Pas de quartier pour Simoneau
(À Marc Simoneau, conseiller municipal)
Cofondateur et premier président du conseil de quartier de Loretteville (2004), je m’aperçois que vous n’êtes pas le porte-parole des gens informés en exigeant l’abolition des conseils de quartier. D’où sortez-vous ce chiffre frisant le million de dollars pour l’administration des 28 conseils sur le territoire de la Ville? Après vérifications, je peux vous confirmer que les fonctionnaires ne gagnent pas un sou de plus pour accompagner les élus du conseil de quartier lors des séances. Donc, côté salaires, aucune économie pour la Ville.
Quant au montant de 1 500$ par année accordé à chaque conseil, il est redistribué dans différentes activités pour favoriser les rapprochements sociaux dans le quartier. Oubliez aussi l’idée de récupérer les 5 000$ par année accordés à chaque conseil car cette subvention n’existe plus.
Bref, il ne vous reste plus que 28 fois 1 500$, soit 42 000$ par année à récupérer dans les conseils de quartier, loin du salaire d’un seul conseiller municipal. La refonte municipale proposée par M. Labeaume est beaucoup plus porteuse de sens, notamment au plan de la récupération financière.

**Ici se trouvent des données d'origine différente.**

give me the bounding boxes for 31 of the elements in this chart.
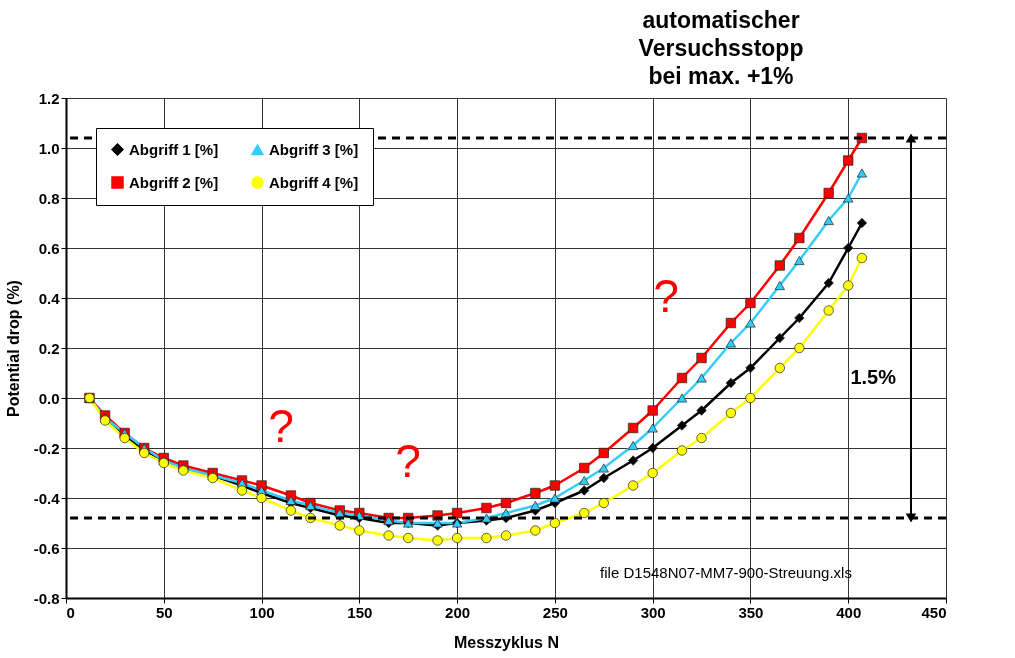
legend-label: Abgriff 3 [%] [269,140,359,158]
x-tick-label: 450 [921,603,947,621]
y-axis-title: Potential drop (%) [4,280,22,417]
y-tick-label: 0.0 [38,389,60,407]
legend-label: Abgriff 2 [%] [129,173,219,191]
legend-label: Abgriff 1 [%] [129,140,219,158]
x-tick-label: 50 [155,603,173,621]
x-tick-label: 250 [542,603,568,621]
x-tick-label: 400 [836,603,862,621]
x-tick-label: 200 [445,603,471,621]
annotation: ? [395,435,421,487]
y-tick-label: 1.0 [38,139,60,157]
x-tick-label: 0 [66,603,75,621]
annotation: 1.5% [850,366,897,388]
x-tick-label: 350 [738,603,764,621]
annotation: ? [268,400,294,452]
legend-label: Abgriff 4 [%] [269,173,359,191]
y-tick-label: 0.4 [38,289,61,307]
y-tick-label: 0.8 [38,189,60,207]
y-tick-label: -0.4 [33,489,61,507]
y-tick-label: 1.2 [38,89,60,107]
text: automatischer Versuchsstopp bei max. +1% [638,7,804,89]
x-axis-title: Messzyklus N [454,633,559,651]
x-tick-label: 300 [640,603,666,621]
y-tick-label: -0.2 [33,439,60,457]
x-tick-label: 100 [249,603,275,621]
y-tick-label: 0.6 [38,239,60,257]
y-tick-label: 0.2 [38,339,60,357]
y-tick-label: -0.6 [33,539,60,557]
y-tick-label: -0.8 [33,589,60,607]
x-tick-label: 150 [347,603,373,621]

Abordons maintenant la philosophie du conseil de quartier. Comment réagit-on quand la Ville annonce un changement de zonage qui va transformer le milieu de vie d’un quartier au complet? À Loretteville, dans les six derniers mois, deux grappes de citoyens ont été consultées face à des développements domiciliaires. Ces citoyens inquiets ont alors pu rencontrer les différents promoteurs et chacun a mis de l’eau dans son vin pour en arriver à un arrangement harmonieux. Voilà donc l’utilité première du conseil de quartier : CONSULTATION ET RECOMMANDATIONS. Voilà pourquoi j’irai cogner encore aux portes de mes concitoyens pour les inviter à s’exprimer et pour écouter leurs suggestions.
En terminant, il est à souhaiter que certains bénévoles de ces conseils de quartier puissent, tout comme moi, siéger en votre compagnie à l’Hôtel de ville le 1 novembre 2009 (si vous êtes réélu malgré toutes vos élucubrations… pensez à celle des tondeuses du dimanche).